By Lee Sustar | February 17, 2006 | Page 11

A BANKRUPTCY court judge approved tens of millions of dollars in bonuses for executives at Delphi Automotive just days before management was set to ask the judge to impose wage cuts on workers.

Judge Robert Drain okayed the plan to pay $21 million to 400 Delphi executives for the first six months of 2006--including $5.7 million to the top 23 bosses. Drain did link payments to the auto parts company's achievement of financial goals, modifying Delphi CEO Steve Miller's plan to simply hand over cash as a reward for staying at the company during bankruptcy proceedings.

Meanwhile, Miller wants the judge to cut the average $24 to $28 per hour wage nearly in half and dump pension payments onto the federal government.

The aggressive move has finally pushed the leadership of the United Auto Workers (UAW) to instruct workers to prepare for a strike in case no agreement is reached before the judge imposes wage cuts, a process that could take weeks or even months.

A strike at Delphi would quickly shut down its former parent company, General Motors, which still relies on Delphi for the majority of its parts. GM, which itself has extracted concessions on health care from the UAW in recent months, is itself at risk of bankruptcy in the event of a Delphi strike.

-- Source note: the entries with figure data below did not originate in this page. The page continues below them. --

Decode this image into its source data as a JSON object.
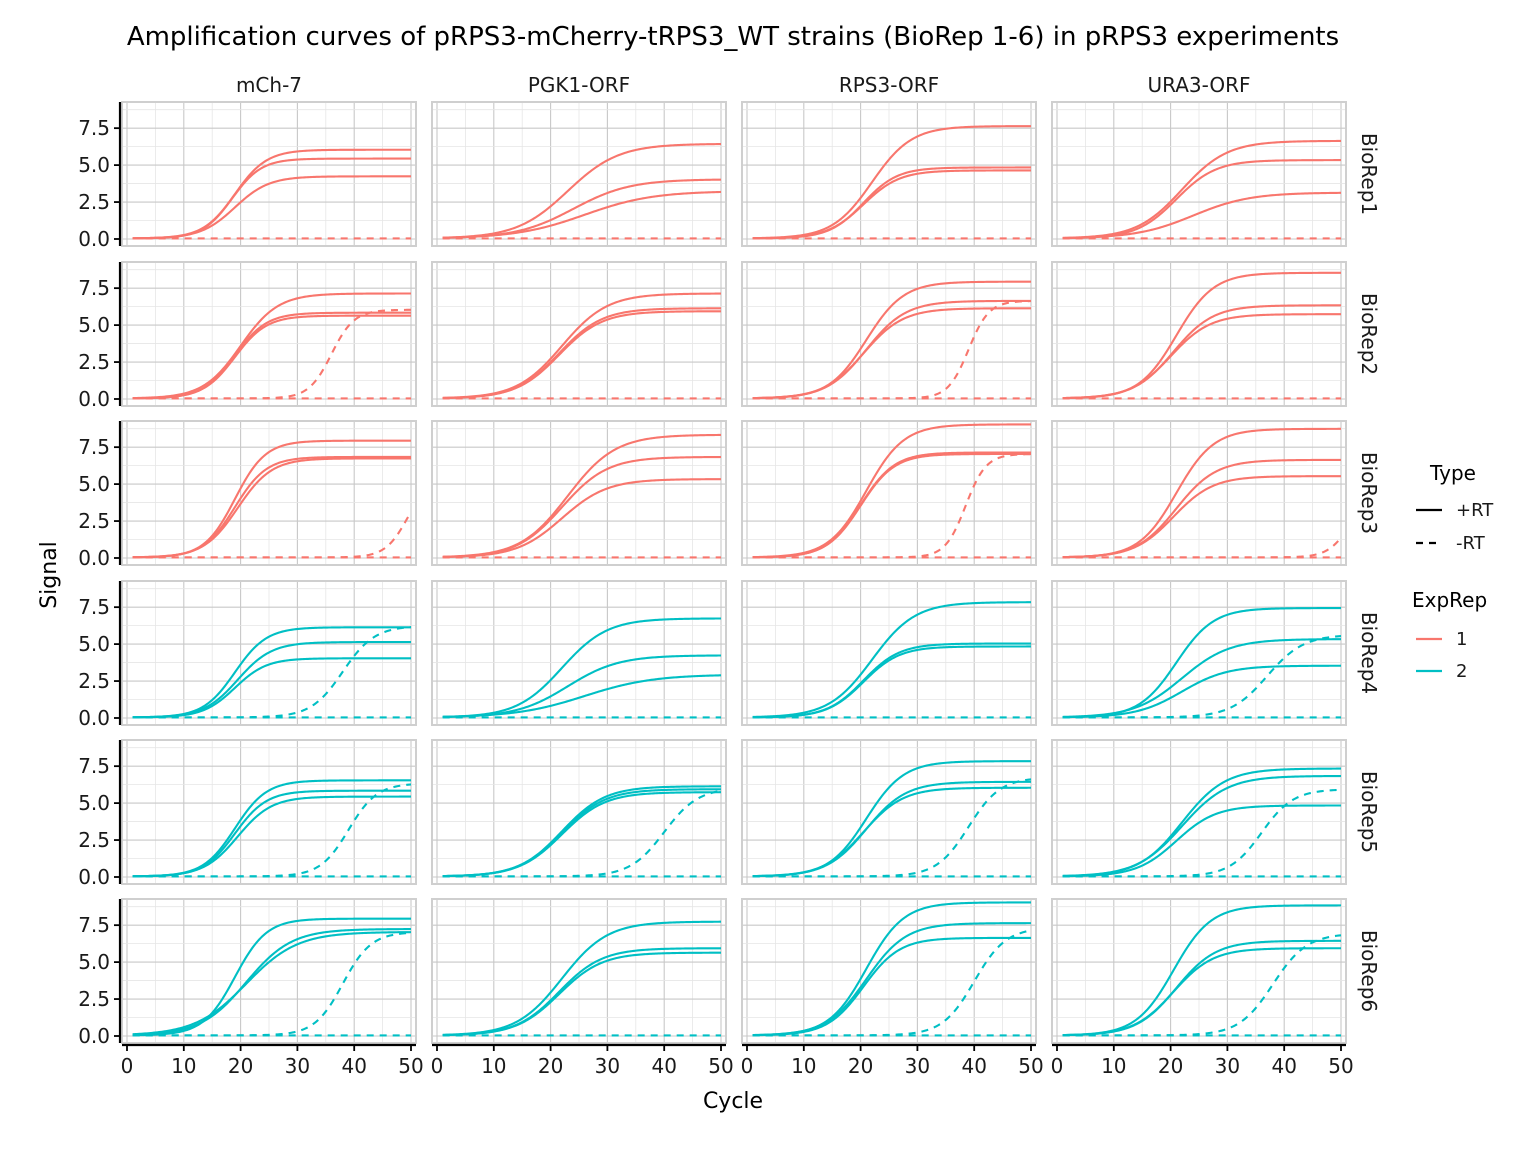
{
  "chart_data": {
    "type": "line",
    "title": "Amplification curves of pRPS3-mCherry-tRPS3_WT strains (BioRep 1-6) in pRPS3 experiments",
    "xlabel": "Cycle",
    "ylabel": "Signal",
    "xlim": [
      0,
      50
    ],
    "ylim": [
      0,
      9
    ],
    "x_ticks": [
      "0",
      "10",
      "20",
      "30",
      "40",
      "50"
    ],
    "y_ticks": [
      "0.0",
      "2.5",
      "5.0",
      "7.5"
    ],
    "grid": true,
    "columns": [
      "mCh-7",
      "PGK1-ORF",
      "RPS3-ORF",
      "URA3-ORF"
    ],
    "rows": [
      "BioRep1",
      "BioRep2",
      "BioRep3",
      "BioRep4",
      "BioRep5",
      "BioRep6"
    ],
    "row_exprep": [
      "1",
      "1",
      "1",
      "2",
      "2",
      "2"
    ],
    "legend": {
      "position": "right",
      "type_title": "Type",
      "type_items": [
        {
          "label": "+RT",
          "dash": "solid"
        },
        {
          "label": "-RT",
          "dash": "dashed"
        }
      ],
      "exprep_title": "ExpRep",
      "exprep_items": [
        {
          "label": "1",
          "color": "#F8766D"
        },
        {
          "label": "2",
          "color": "#00BFC4"
        }
      ]
    },
    "curve_model": "sigmoid: signal = plateau / (1 + exp(-(cycle - midpoint) / slope)); -RT curves with no plateau stay at 0",
    "panels": [
      {
        "row": "BioRep1",
        "col": "mCh-7",
        "plus_rt": [
          {
            "plateau": 6.0,
            "midpoint": 19.0,
            "slope": 2.8
          },
          {
            "plateau": 5.4,
            "midpoint": 18.5,
            "slope": 2.6
          },
          {
            "plateau": 4.2,
            "midpoint": 19.0,
            "slope": 3.0
          }
        ],
        "minus_rt": [
          {
            "plateau": 0,
            "midpoint": 0,
            "slope": 1
          }
        ]
      },
      {
        "row": "BioRep1",
        "col": "PGK1-ORF",
        "plus_rt": [
          {
            "plateau": 6.4,
            "midpoint": 23.0,
            "slope": 4.5
          },
          {
            "plateau": 4.0,
            "midpoint": 24.0,
            "slope": 5.0
          },
          {
            "plateau": 3.2,
            "midpoint": 26.0,
            "slope": 6.0
          }
        ],
        "minus_rt": [
          {
            "plateau": 0,
            "midpoint": 0,
            "slope": 1
          }
        ]
      },
      {
        "row": "BioRep1",
        "col": "RPS3-ORF",
        "plus_rt": [
          {
            "plateau": 7.6,
            "midpoint": 22.0,
            "slope": 3.5
          },
          {
            "plateau": 4.8,
            "midpoint": 20.5,
            "slope": 3.0
          },
          {
            "plateau": 4.6,
            "midpoint": 20.5,
            "slope": 3.2
          }
        ],
        "minus_rt": [
          {
            "plateau": 0,
            "midpoint": 0,
            "slope": 1
          }
        ]
      },
      {
        "row": "BioRep1",
        "col": "URA3-ORF",
        "plus_rt": [
          {
            "plateau": 6.6,
            "midpoint": 22.0,
            "slope": 4.0
          },
          {
            "plateau": 5.3,
            "midpoint": 21.0,
            "slope": 3.5
          },
          {
            "plateau": 3.1,
            "midpoint": 24.0,
            "slope": 5.0
          }
        ],
        "minus_rt": [
          {
            "plateau": 0,
            "midpoint": 0,
            "slope": 1
          }
        ]
      },
      {
        "row": "BioRep2",
        "col": "mCh-7",
        "plus_rt": [
          {
            "plateau": 7.1,
            "midpoint": 20.0,
            "slope": 3.3
          },
          {
            "plateau": 5.8,
            "midpoint": 19.0,
            "slope": 2.8
          },
          {
            "plateau": 5.6,
            "midpoint": 19.0,
            "slope": 2.8
          }
        ],
        "minus_rt": [
          {
            "plateau": 6.0,
            "midpoint": 36.0,
            "slope": 2.0
          },
          {
            "plateau": 0,
            "midpoint": 0,
            "slope": 1
          }
        ]
      },
      {
        "row": "BioRep2",
        "col": "PGK1-ORF",
        "plus_rt": [
          {
            "plateau": 7.1,
            "midpoint": 22.0,
            "slope": 4.0
          },
          {
            "plateau": 6.1,
            "midpoint": 21.5,
            "slope": 3.8
          },
          {
            "plateau": 5.9,
            "midpoint": 21.5,
            "slope": 3.8
          }
        ],
        "minus_rt": [
          {
            "plateau": 0,
            "midpoint": 0,
            "slope": 1
          }
        ]
      },
      {
        "row": "BioRep2",
        "col": "RPS3-ORF",
        "plus_rt": [
          {
            "plateau": 7.9,
            "midpoint": 21.0,
            "slope": 3.3
          },
          {
            "plateau": 6.6,
            "midpoint": 21.0,
            "slope": 3.5
          },
          {
            "plateau": 6.1,
            "midpoint": 20.5,
            "slope": 3.5
          }
        ],
        "minus_rt": [
          {
            "plateau": 6.6,
            "midpoint": 39.0,
            "slope": 1.8
          },
          {
            "plateau": 0,
            "midpoint": 0,
            "slope": 1
          }
        ]
      },
      {
        "row": "BioRep2",
        "col": "URA3-ORF",
        "plus_rt": [
          {
            "plateau": 8.5,
            "midpoint": 21.0,
            "slope": 3.3
          },
          {
            "plateau": 6.3,
            "midpoint": 20.5,
            "slope": 3.5
          },
          {
            "plateau": 5.7,
            "midpoint": 20.0,
            "slope": 3.5
          }
        ],
        "minus_rt": [
          {
            "plateau": 0,
            "midpoint": 0,
            "slope": 1
          }
        ]
      },
      {
        "row": "BioRep3",
        "col": "mCh-7",
        "plus_rt": [
          {
            "plateau": 7.9,
            "midpoint": 19.0,
            "slope": 2.7
          },
          {
            "plateau": 6.8,
            "midpoint": 19.0,
            "slope": 2.8
          },
          {
            "plateau": 6.7,
            "midpoint": 19.5,
            "slope": 3.0
          }
        ],
        "minus_rt": [
          {
            "plateau": 5.5,
            "midpoint": 49.5,
            "slope": 2.0
          },
          {
            "plateau": 0,
            "midpoint": 0,
            "slope": 1
          }
        ]
      },
      {
        "row": "BioRep3",
        "col": "PGK1-ORF",
        "plus_rt": [
          {
            "plateau": 8.3,
            "midpoint": 23.0,
            "slope": 4.2
          },
          {
            "plateau": 6.8,
            "midpoint": 22.0,
            "slope": 4.0
          },
          {
            "plateau": 5.3,
            "midpoint": 22.0,
            "slope": 4.0
          }
        ],
        "minus_rt": [
          {
            "plateau": 0,
            "midpoint": 0,
            "slope": 1
          }
        ]
      },
      {
        "row": "BioRep3",
        "col": "RPS3-ORF",
        "plus_rt": [
          {
            "plateau": 9.0,
            "midpoint": 21.0,
            "slope": 3.3
          },
          {
            "plateau": 7.1,
            "midpoint": 20.0,
            "slope": 3.0
          },
          {
            "plateau": 7.0,
            "midpoint": 20.0,
            "slope": 3.0
          }
        ],
        "minus_rt": [
          {
            "plateau": 7.0,
            "midpoint": 38.5,
            "slope": 1.8
          },
          {
            "plateau": 0,
            "midpoint": 0,
            "slope": 1
          }
        ]
      },
      {
        "row": "BioRep3",
        "col": "URA3-ORF",
        "plus_rt": [
          {
            "plateau": 8.7,
            "midpoint": 21.0,
            "slope": 3.3
          },
          {
            "plateau": 6.6,
            "midpoint": 21.0,
            "slope": 3.5
          },
          {
            "plateau": 5.5,
            "midpoint": 20.5,
            "slope": 3.5
          }
        ],
        "minus_rt": [
          {
            "plateau": 5.0,
            "midpoint": 52.0,
            "slope": 2.0
          },
          {
            "plateau": 0,
            "midpoint": 0,
            "slope": 1
          }
        ]
      },
      {
        "row": "BioRep4",
        "col": "mCh-7",
        "plus_rt": [
          {
            "plateau": 6.1,
            "midpoint": 19.0,
            "slope": 2.8
          },
          {
            "plateau": 5.1,
            "midpoint": 19.5,
            "slope": 3.0
          },
          {
            "plateau": 4.0,
            "midpoint": 19.0,
            "slope": 2.8
          }
        ],
        "minus_rt": [
          {
            "plateau": 6.2,
            "midpoint": 38.0,
            "slope": 2.8
          },
          {
            "plateau": 0,
            "midpoint": 0,
            "slope": 1
          }
        ]
      },
      {
        "row": "BioRep4",
        "col": "PGK1-ORF",
        "plus_rt": [
          {
            "plateau": 6.7,
            "midpoint": 22.0,
            "slope": 4.0
          },
          {
            "plateau": 4.2,
            "midpoint": 23.0,
            "slope": 4.5
          },
          {
            "plateau": 2.9,
            "midpoint": 26.0,
            "slope": 6.0
          }
        ],
        "minus_rt": [
          {
            "plateau": 0,
            "midpoint": 0,
            "slope": 1
          }
        ]
      },
      {
        "row": "BioRep4",
        "col": "RPS3-ORF",
        "plus_rt": [
          {
            "plateau": 7.8,
            "midpoint": 22.0,
            "slope": 3.8
          },
          {
            "plateau": 5.0,
            "midpoint": 20.5,
            "slope": 3.2
          },
          {
            "plateau": 4.8,
            "midpoint": 20.5,
            "slope": 3.2
          }
        ],
        "minus_rt": [
          {
            "plateau": 0,
            "midpoint": 0,
            "slope": 1
          }
        ]
      },
      {
        "row": "BioRep4",
        "col": "URA3-ORF",
        "plus_rt": [
          {
            "plateau": 7.4,
            "midpoint": 21.0,
            "slope": 3.3
          },
          {
            "plateau": 5.3,
            "midpoint": 22.0,
            "slope": 4.2
          },
          {
            "plateau": 3.5,
            "midpoint": 22.0,
            "slope": 4.0
          }
        ],
        "minus_rt": [
          {
            "plateau": 5.6,
            "midpoint": 37.0,
            "slope": 3.2
          },
          {
            "plateau": 0,
            "midpoint": 0,
            "slope": 1
          }
        ]
      },
      {
        "row": "BioRep5",
        "col": "mCh-7",
        "plus_rt": [
          {
            "plateau": 6.5,
            "midpoint": 19.0,
            "slope": 2.8
          },
          {
            "plateau": 5.8,
            "midpoint": 19.0,
            "slope": 2.8
          },
          {
            "plateau": 5.4,
            "midpoint": 19.5,
            "slope": 3.0
          }
        ],
        "minus_rt": [
          {
            "plateau": 6.3,
            "midpoint": 39.0,
            "slope": 2.5
          },
          {
            "plateau": 0,
            "midpoint": 0,
            "slope": 1
          }
        ]
      },
      {
        "row": "BioRep5",
        "col": "PGK1-ORF",
        "plus_rt": [
          {
            "plateau": 6.1,
            "midpoint": 22.0,
            "slope": 3.8
          },
          {
            "plateau": 5.9,
            "midpoint": 22.0,
            "slope": 3.8
          },
          {
            "plateau": 5.7,
            "midpoint": 22.0,
            "slope": 3.8
          }
        ],
        "minus_rt": [
          {
            "plateau": 6.0,
            "midpoint": 40.0,
            "slope": 3.0
          },
          {
            "plateau": 0,
            "midpoint": 0,
            "slope": 1
          }
        ]
      },
      {
        "row": "BioRep5",
        "col": "RPS3-ORF",
        "plus_rt": [
          {
            "plateau": 7.8,
            "midpoint": 21.0,
            "slope": 3.3
          },
          {
            "plateau": 6.4,
            "midpoint": 21.0,
            "slope": 3.5
          },
          {
            "plateau": 6.0,
            "midpoint": 20.5,
            "slope": 3.5
          }
        ],
        "minus_rt": [
          {
            "plateau": 6.7,
            "midpoint": 39.0,
            "slope": 2.8
          },
          {
            "plateau": 0,
            "midpoint": 0,
            "slope": 1
          }
        ]
      },
      {
        "row": "BioRep5",
        "col": "URA3-ORF",
        "plus_rt": [
          {
            "plateau": 7.3,
            "midpoint": 22.0,
            "slope": 3.8
          },
          {
            "plateau": 6.8,
            "midpoint": 22.0,
            "slope": 4.0
          },
          {
            "plateau": 4.8,
            "midpoint": 21.0,
            "slope": 3.5
          }
        ],
        "minus_rt": [
          {
            "plateau": 5.9,
            "midpoint": 36.0,
            "slope": 2.8
          },
          {
            "plateau": 0,
            "midpoint": 0,
            "slope": 1
          }
        ]
      },
      {
        "row": "BioRep6",
        "col": "mCh-7",
        "plus_rt": [
          {
            "plateau": 7.9,
            "midpoint": 19.0,
            "slope": 2.8
          },
          {
            "plateau": 7.2,
            "midpoint": 21.0,
            "slope": 4.0
          },
          {
            "plateau": 7.0,
            "midpoint": 21.0,
            "slope": 4.5
          }
        ],
        "minus_rt": [
          {
            "plateau": 7.0,
            "midpoint": 38.0,
            "slope": 2.5
          },
          {
            "plateau": 0,
            "midpoint": 0,
            "slope": 1
          }
        ]
      },
      {
        "row": "BioRep6",
        "col": "PGK1-ORF",
        "plus_rt": [
          {
            "plateau": 7.7,
            "midpoint": 22.0,
            "slope": 4.0
          },
          {
            "plateau": 5.9,
            "midpoint": 21.5,
            "slope": 3.8
          },
          {
            "plateau": 5.6,
            "midpoint": 21.5,
            "slope": 3.8
          }
        ],
        "minus_rt": [
          {
            "plateau": 0,
            "midpoint": 0,
            "slope": 1
          }
        ]
      },
      {
        "row": "BioRep6",
        "col": "RPS3-ORF",
        "plus_rt": [
          {
            "plateau": 9.0,
            "midpoint": 21.0,
            "slope": 3.3
          },
          {
            "plateau": 7.6,
            "midpoint": 21.0,
            "slope": 3.5
          },
          {
            "plateau": 6.6,
            "midpoint": 20.5,
            "slope": 3.2
          }
        ],
        "minus_rt": [
          {
            "plateau": 7.3,
            "midpoint": 40.0,
            "slope": 2.8
          },
          {
            "plateau": 0,
            "midpoint": 0,
            "slope": 1
          }
        ]
      },
      {
        "row": "BioRep6",
        "col": "URA3-ORF",
        "plus_rt": [
          {
            "plateau": 8.8,
            "midpoint": 20.5,
            "slope": 3.3
          },
          {
            "plateau": 6.4,
            "midpoint": 21.0,
            "slope": 3.5
          },
          {
            "plateau": 5.9,
            "midpoint": 20.5,
            "slope": 3.5
          }
        ],
        "minus_rt": [
          {
            "plateau": 6.9,
            "midpoint": 38.0,
            "slope": 3.0
          },
          {
            "plateau": 0,
            "midpoint": 0,
            "slope": 1
          }
        ]
      }
    ]
  }
}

The company lost $5 billion last year and plans to eliminate 30,000 jobs by 2008.

Thus the UAW, Delphi and GM are negotiating to cover the costs of Delphi retirees to avoid a strike--but the big payout to Delphi executives has led many rank-and-file activists to conclude that a showdown is likely.

"I think a lot of [UAW] people believed there would be a negotiated settlement between GM and UAW, and that it would be rational," said Gregg Shotwell, a worker at Delphi's plant in Coopersville, Mich., and an activist in the Soldiers of Solidarity network in the UAW that has been organizing a work-to-rule campaign.

"Now, they see that the same people who caused the failure at Delphi are going to be rewarded at the same time we are getting wage cuts. It has become clear to people that the intent was to attack us, and that we would not be an easy settlement. Now, the bargaining committee chairs [at Delphi plants across the U.S.] are telling people to prepare for a long strike."

The Soldiers of Solidarity network isn't leaving strike preparations to the UAW officials, who pushed through health care concessions at GM and Ford. "This is an underground movement," Shotwell said. "The people most involved in the work-to-rule campaign are not wearing buttons and distributing literature...It's the dog that doesn't bark that bites."